Angola sat on the tarmac, limp, unsurprised, as the control room's
windows at the top of the ship filled with smoke and the little
bodies inside writhed, choking, and fell.
And
now there was no reason for anyone to come here anymore.
Noé
gathered her up, for she was too weak now even to hate him, and took
her back to the Cassandra, which flew away down the train
tracks.
These
it followed, its running lights off, its frame low to the ground,
until it came to a diversion in the track, which it took,
and this declined into the ground. Those who had gone before that
night had cast aside the barrier stones laid there once the old coal
mine had been used up, and Cassandra followed them into absolute
night.
This
was as close as his father ever had to a tomb.
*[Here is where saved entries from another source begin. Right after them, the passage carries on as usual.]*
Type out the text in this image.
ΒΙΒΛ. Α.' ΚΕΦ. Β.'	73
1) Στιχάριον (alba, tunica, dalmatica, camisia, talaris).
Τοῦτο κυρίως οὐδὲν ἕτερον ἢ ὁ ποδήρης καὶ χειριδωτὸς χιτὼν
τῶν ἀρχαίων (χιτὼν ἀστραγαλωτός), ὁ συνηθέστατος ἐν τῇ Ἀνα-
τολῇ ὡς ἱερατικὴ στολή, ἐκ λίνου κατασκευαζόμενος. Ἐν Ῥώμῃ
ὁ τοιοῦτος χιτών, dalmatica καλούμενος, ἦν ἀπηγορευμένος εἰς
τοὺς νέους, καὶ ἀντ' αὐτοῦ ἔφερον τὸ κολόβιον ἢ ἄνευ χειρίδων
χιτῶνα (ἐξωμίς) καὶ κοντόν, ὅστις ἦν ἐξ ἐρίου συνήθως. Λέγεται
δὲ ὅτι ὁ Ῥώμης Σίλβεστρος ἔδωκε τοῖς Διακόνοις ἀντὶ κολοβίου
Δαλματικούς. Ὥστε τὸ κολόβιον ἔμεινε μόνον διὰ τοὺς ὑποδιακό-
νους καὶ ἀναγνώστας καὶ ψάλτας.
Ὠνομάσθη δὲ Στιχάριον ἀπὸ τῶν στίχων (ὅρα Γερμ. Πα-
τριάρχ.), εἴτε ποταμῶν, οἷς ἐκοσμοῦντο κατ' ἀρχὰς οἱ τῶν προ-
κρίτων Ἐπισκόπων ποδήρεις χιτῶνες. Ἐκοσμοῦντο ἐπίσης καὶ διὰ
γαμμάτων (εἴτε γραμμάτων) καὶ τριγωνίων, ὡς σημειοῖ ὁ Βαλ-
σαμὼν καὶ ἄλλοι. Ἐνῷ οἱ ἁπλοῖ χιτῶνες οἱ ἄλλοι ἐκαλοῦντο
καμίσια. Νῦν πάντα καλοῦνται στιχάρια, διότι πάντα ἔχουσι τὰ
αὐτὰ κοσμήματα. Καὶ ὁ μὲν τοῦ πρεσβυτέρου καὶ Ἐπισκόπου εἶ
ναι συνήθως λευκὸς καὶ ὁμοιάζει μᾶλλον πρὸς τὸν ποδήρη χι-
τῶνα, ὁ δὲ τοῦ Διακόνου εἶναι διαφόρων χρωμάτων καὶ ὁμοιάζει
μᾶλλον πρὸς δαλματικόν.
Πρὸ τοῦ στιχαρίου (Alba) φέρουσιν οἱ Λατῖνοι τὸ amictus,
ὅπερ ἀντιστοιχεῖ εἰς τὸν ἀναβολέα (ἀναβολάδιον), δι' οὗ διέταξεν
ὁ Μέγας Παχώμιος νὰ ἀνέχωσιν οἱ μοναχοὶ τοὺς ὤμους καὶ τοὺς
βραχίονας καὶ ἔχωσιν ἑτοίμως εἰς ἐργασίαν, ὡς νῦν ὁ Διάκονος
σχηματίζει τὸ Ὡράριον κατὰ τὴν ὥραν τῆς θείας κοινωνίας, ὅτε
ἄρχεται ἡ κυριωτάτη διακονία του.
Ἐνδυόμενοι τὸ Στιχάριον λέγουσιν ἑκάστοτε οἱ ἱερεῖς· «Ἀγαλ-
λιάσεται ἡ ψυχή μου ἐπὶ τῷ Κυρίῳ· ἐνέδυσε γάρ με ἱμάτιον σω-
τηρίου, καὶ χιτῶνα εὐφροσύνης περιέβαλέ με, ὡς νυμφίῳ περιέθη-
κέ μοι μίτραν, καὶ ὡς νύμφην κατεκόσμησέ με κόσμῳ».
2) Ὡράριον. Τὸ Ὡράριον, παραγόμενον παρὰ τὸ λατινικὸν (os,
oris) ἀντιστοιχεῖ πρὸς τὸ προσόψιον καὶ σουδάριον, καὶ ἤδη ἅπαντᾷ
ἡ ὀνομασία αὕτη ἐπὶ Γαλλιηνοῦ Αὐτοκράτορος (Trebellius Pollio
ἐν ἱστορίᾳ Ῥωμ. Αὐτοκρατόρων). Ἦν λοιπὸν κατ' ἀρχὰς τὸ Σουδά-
Noé took a few turns
in the vaulted, empty halls, past cowering forms in yellow rain
jackets, and set his vessel down to wait for the owners of the ground
over his head to finish what they had begun. He got out of the
Cassandra and started walking, carrying his baby and holding Angola's
hand, her
eye no detraction here.
No
one chased very long after zero asset men; there was nothing to take.
And that was all the
leverage remaining to keep what he most valued.